Wagner chief Yevgeny Prigozhin died in a plane crash last week and Russian President Vladimir Putin then ordered Wagner fighters to sign an oath of allegiance to the Russian state.
Russia's Deputy U.N. Ambassador Dmitry Polyanskiy said that bilateral cooperation between Russia and Mali and the military junta's "sovereign choice" of international security partners "are keeping our former Western partners up at night".
"Russia, for its part, will continue to provide Mali and other interested African partners with comprehensive assistance on a bilateral, equal and mutually respectful basis," he told the U.N. Security Council.

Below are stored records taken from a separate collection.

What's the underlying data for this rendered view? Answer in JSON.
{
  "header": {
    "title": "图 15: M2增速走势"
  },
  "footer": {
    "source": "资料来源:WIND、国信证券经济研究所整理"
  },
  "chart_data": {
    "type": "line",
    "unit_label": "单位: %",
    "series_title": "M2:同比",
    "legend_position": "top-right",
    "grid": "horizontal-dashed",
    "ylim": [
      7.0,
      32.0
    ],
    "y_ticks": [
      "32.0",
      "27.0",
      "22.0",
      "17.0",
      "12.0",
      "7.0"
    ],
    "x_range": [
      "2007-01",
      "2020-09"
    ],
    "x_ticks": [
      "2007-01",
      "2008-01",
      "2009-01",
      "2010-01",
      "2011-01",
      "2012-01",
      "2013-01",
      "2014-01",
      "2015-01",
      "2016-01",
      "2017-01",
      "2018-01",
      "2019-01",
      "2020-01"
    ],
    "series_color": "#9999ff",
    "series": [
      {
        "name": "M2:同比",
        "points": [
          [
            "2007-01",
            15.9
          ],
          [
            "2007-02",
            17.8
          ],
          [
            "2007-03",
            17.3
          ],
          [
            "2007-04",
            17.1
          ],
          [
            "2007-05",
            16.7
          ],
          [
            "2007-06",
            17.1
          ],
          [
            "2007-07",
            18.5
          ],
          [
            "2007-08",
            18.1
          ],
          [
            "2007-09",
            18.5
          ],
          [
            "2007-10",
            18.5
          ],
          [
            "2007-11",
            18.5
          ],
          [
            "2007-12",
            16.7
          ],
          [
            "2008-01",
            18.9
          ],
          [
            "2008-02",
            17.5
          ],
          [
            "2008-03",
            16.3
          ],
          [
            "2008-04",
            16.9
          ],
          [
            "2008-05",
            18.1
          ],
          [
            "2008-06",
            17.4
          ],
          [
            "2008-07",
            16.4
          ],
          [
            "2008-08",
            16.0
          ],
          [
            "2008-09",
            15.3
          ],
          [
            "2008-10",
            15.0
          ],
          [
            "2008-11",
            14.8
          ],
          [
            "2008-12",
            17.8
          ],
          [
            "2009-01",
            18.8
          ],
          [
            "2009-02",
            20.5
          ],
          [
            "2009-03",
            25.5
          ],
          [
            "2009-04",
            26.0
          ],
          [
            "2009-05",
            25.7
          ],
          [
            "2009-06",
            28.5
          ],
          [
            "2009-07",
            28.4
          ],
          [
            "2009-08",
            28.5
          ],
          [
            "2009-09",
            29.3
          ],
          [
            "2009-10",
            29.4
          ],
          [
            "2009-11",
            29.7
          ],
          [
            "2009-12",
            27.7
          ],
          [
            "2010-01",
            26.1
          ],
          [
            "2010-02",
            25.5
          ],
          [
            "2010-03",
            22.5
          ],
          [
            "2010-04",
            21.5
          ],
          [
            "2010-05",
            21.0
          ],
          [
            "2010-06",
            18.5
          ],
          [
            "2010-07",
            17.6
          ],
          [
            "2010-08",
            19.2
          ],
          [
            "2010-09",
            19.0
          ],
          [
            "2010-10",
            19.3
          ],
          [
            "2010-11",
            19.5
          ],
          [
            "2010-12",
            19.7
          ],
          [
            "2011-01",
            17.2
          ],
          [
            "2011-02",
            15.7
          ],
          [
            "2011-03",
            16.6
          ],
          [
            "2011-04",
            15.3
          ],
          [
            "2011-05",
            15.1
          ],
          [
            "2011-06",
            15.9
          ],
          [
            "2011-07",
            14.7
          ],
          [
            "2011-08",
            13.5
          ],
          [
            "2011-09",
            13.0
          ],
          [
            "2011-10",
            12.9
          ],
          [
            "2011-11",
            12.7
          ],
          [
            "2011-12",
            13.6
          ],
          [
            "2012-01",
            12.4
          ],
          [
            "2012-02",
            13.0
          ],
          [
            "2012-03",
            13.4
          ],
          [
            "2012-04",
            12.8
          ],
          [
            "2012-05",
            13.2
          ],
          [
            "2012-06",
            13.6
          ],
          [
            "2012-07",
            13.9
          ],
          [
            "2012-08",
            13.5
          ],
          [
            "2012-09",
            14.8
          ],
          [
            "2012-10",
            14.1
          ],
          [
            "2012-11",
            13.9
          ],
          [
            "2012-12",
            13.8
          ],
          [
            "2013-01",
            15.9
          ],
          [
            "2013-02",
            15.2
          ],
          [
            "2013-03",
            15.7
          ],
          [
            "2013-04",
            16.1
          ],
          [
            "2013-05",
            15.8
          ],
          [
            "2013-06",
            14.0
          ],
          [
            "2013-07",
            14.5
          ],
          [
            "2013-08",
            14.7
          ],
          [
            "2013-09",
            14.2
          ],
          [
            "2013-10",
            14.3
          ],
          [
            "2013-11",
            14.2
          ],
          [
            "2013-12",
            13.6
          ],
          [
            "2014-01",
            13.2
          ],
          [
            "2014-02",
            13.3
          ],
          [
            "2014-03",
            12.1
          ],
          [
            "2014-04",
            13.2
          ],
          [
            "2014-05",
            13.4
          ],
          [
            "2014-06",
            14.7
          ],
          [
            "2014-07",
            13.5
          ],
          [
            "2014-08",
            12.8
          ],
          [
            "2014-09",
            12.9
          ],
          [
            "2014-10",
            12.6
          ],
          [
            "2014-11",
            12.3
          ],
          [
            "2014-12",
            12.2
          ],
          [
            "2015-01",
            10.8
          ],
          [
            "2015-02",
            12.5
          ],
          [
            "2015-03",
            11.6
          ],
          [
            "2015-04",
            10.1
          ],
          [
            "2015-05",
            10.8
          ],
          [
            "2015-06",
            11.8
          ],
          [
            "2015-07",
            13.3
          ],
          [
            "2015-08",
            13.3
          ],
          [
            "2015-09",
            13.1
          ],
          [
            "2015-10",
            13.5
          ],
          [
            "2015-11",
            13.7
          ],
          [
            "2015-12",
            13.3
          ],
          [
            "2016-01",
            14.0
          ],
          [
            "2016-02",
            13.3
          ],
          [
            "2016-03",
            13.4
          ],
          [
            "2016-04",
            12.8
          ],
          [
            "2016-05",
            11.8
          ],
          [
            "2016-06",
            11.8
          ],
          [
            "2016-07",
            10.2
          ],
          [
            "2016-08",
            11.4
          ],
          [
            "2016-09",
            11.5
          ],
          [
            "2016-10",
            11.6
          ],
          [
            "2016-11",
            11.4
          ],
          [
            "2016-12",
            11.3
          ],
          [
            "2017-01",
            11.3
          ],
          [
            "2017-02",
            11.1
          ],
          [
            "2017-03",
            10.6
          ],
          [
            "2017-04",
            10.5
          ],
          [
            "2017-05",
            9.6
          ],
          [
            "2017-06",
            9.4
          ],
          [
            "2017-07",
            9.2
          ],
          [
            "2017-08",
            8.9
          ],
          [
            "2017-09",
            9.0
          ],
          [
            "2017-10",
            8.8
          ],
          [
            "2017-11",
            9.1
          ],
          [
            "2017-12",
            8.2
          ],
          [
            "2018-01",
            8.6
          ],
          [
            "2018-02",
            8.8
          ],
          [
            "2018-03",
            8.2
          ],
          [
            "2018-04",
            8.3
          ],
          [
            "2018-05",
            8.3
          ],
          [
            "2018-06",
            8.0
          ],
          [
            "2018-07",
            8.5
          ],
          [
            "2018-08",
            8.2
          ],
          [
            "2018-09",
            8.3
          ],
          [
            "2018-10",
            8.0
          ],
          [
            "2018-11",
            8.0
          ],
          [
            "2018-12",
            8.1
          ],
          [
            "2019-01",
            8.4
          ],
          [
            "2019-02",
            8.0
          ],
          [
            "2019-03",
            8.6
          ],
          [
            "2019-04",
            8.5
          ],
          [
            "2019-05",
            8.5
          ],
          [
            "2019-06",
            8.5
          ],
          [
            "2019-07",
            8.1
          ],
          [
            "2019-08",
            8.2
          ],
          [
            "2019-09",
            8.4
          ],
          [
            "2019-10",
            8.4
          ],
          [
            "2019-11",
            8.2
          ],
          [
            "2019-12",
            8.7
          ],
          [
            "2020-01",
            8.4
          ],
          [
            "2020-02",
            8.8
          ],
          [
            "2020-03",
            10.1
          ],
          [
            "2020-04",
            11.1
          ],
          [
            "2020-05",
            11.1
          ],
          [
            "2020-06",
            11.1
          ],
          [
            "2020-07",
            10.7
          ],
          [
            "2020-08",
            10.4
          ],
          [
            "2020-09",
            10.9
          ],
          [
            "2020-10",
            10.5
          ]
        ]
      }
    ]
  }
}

The 15-member council in June voted to end a decade-long peacekeeping mission in Mali after the military junta abruptly asked the 13,000-strong force (MINUSMA) to leave - a move the United States said was engineered by the Wagner group.
Mali has struggled to stem the Islamist insurgency that took root following an uprising in 2012. U.N. sanctions monitors reported to the Security Council this month that "in less than a year, Islamic State in the Greater Sahara has almost doubled its areas of control in Mali".
Mali's junta, which seized power in coups in 2020 and 2021, teamed up with Wagner in 2021.
"As many of us feared, the transition government's decision to close MINUSMA has already triggered renewed violence on the ground," U.S. Ambassador to the United Nations, Linda Thomas-Greenfield, told the Security Council on Monday.
"Additionally, MINUSMA's withdrawal limits the ability of the international community to protect civilians from the predations of Wagner, whose activities contribute to greater insecurity in the country," she said.